Dealing With JSON Arrays

Etleap provides different options for parsing JSON Arrays.

1. Use JMESPath for selecting certain elements based on index or filter. This works well if arrays have consistent size or you know in advance which particular parts of the array you want to keep. See the previous section for details on JMESPath.

2. Use subtables to store the array values in another table. The main table and subtables can be joined using the primary key of the main table. This is the recommended approach when dealing with arrays that can vary in size. See the next section for details.

3. Use Flatten JSON Array to split the values into multiple rows in the same table. The rows are identical except the JSON array column is replaced with “index” and “parse” which contains the index of the array element and the element that was extracted, respectively. For the reasons stated in the section Split JSON Arrays into Rows, the only recommended use case for this is if there is only one JSON array in the table and the remaining columns are just the primary key or other data that won’t be aggregated.

Store JSON Arrays as Subtables

Converting an array into a subtable is often a good way to allow a more natural way of querying array data. The transformation will move the array column out of the main table and into a new “subtable”. The subtable will contain the following columns:

a primary key column which can be used for joining this subtable back to the original record from the main table
a column with a single value of the array. If there were multiple elements of the array, then each element is on another row with the same primary key.

12_Store JSON Arrays as Subtables.png — Store JSON Arrays as Subtables

Steps

To proceed with subtables:

Search for array in the script editor and select Extract JSON array values in columns to a sub-table.
Select a column you want you want to parse data from.
Click ”Add”.

In the new dialogue window, add a primary key that will be used to relate your new subtable to the main table.

Set Primary Key dialogue window — Setting the primary key

The new subtable appears as a tab at the bottom next to the main table.
You can either continue wrangling the main table or finish the script and run the pipeline’s initial load.
To continue wrangling data in the subtables, you will need to create a new pipeline and use the subtable destination as the source.

Split JSON Arrays into Rows

Use the Split JSON Arrays into Rows step if you want to keep the array values in the main table, rather than creating a subtable. The values will separated into different rows, with the remaining data in the records duplicated across these rows. This can be more convenient than a subtable if this JSON Array represents most of the data for this source. See the warnings below for when to use subtables instead.

Steps

Search for array in the script editor and select Split JSON array in columns to rows in this table.
Select a column you want you want to parse data from.
Click Add.

The original column with the array is removed and two new columns will be added to the table:

index: the position of the element within the array
parse: the content of the element in the array

Note that for each element of the array, the other columns are duplicated across multiple rows.
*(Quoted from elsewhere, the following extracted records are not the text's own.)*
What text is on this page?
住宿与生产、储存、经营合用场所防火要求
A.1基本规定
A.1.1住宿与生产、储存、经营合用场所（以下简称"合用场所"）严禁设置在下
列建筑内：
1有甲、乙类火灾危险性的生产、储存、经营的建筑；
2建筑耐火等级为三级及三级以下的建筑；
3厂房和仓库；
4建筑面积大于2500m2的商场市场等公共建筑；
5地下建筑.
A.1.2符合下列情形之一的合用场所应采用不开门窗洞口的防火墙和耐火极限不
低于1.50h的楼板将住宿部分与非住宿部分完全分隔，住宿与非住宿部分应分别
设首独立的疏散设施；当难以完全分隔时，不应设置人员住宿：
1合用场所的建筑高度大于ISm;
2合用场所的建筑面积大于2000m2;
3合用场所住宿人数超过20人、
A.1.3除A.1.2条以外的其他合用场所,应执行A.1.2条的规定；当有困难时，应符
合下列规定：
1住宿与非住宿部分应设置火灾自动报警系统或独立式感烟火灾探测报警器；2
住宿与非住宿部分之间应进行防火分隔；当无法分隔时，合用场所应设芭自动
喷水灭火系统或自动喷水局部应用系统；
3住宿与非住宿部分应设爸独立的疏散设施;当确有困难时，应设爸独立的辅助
15_Splitting JSON array into rows.png — Splitting JSON array into rows

Warning

Warnings when using Split JSON Array

If the column is null or the JSON Array is empty, then the entire row will be dropped (see mitigation steps below).
The duplicate rows can be confusing when querying (aggregation results might not be correct if the duplicates are not taken into account).
If you use this step multiple times for the same pipeline, then you may get an explosion of data (as the duplicates from one split step each get their own duplicates with another split step).

Keeping Rows with Null Values when Splitting JSON Arrays

If you would like to use Split JSON Array and wish to keep rows with null values or empty arrays (’[]’) in the original JSON array column, use the following steps to prevent the entire row from being dropped.

Replace the content of ARRAY_COLUMN where ARRAY_COLUMN is empty with ‘[null]’.
Replace the content of ARRAY_COLUMN where ARRAY_COLUMN = ’[]’ with ‘[null]`.
Split JSON array in ARRAY_COLUMN to rows in this table. The resulting rows will contain null for the newly created column.